We went to the far end of the loch, where the forest met the trees, where the two bodies of Allen’s brothers still swayed in the wind.

I watched from the side of the crowd as Dougall and Thomas threw a rope over a tall branch.

Allen, pushed onto the back of a horse, whimpered as they put the noose over his head, but no one paid any attention to him.

Nor to me as I pushed my way to the front, to a spot next to Alex.

My husband, his back stiff and his eyes cold, still held his sons’ hands and watched silently as Dougall said something to Allen.

Allen, sobbing now, shook his head, and the priest stepped forward to give him the last rites.

I had been repelled before, but watching as the church gave its sanction to this was too much.

I turned to say something to protest to Alex but was met by a look from him that brooked no arguments.

The wind freshened over our heads and I looked from the leaves above to Ian and Jamie, who watched Allen, their fear visible.

And then we all looked as Murreal, dry-eyed and composed now, spoke briefly to Allen, then turned with stiff movements and met her husband’s eyes.

Thomas gave Alex a glance and at his nod moved to the rear of the horse.

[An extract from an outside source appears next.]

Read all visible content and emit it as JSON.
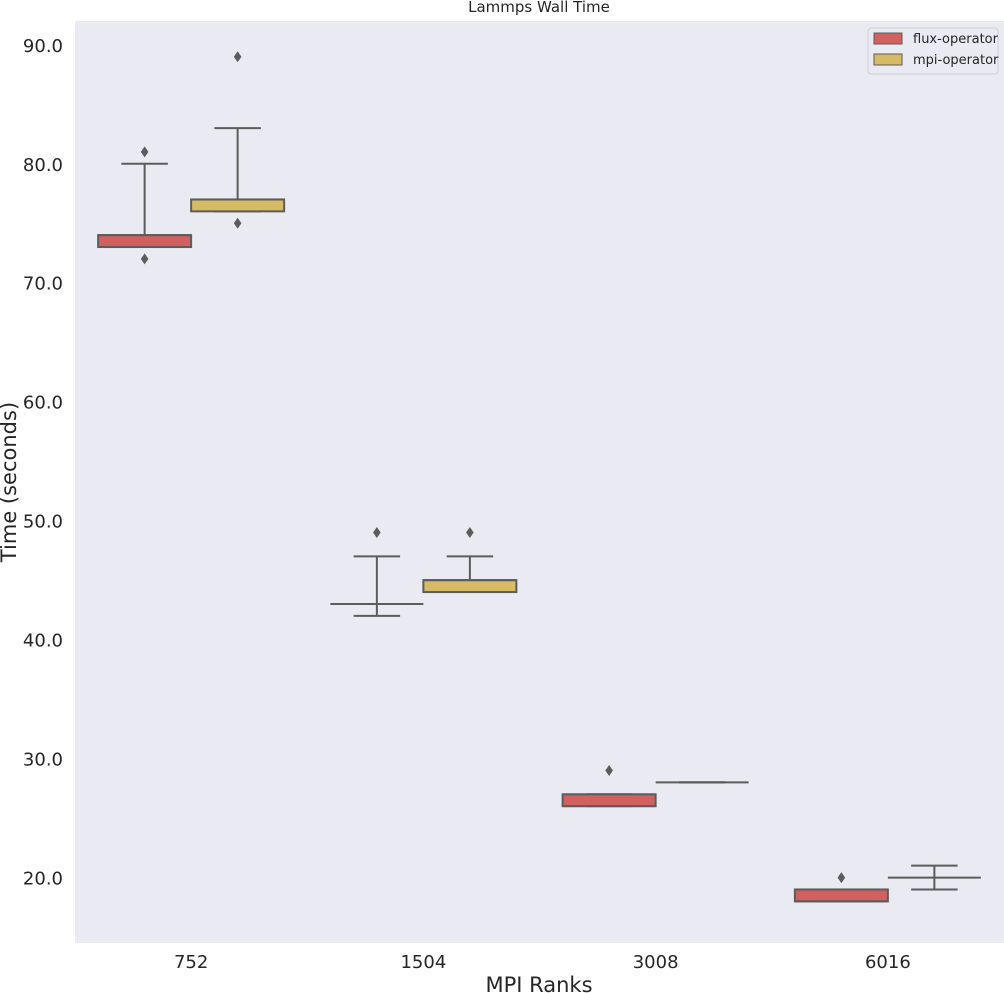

And gave its rump a vicious slap. The horse bolted, riderless, through the crowd and to the meadow beyond.

I closed my eyes as Allen screamed, then opened them to see him dangling at the end of the rope.

I moved without conscious thought. Breaking Alex’s grip on them, I tore his sons from his side and dragged them with me through the people.

I held them to me, and they clung tome in a mass of tears.

Sobbing myself now, I made the mistake of looking back as we left and saw Allen, still alive, jerk in spastic movements and then grow still. And Alex nodded.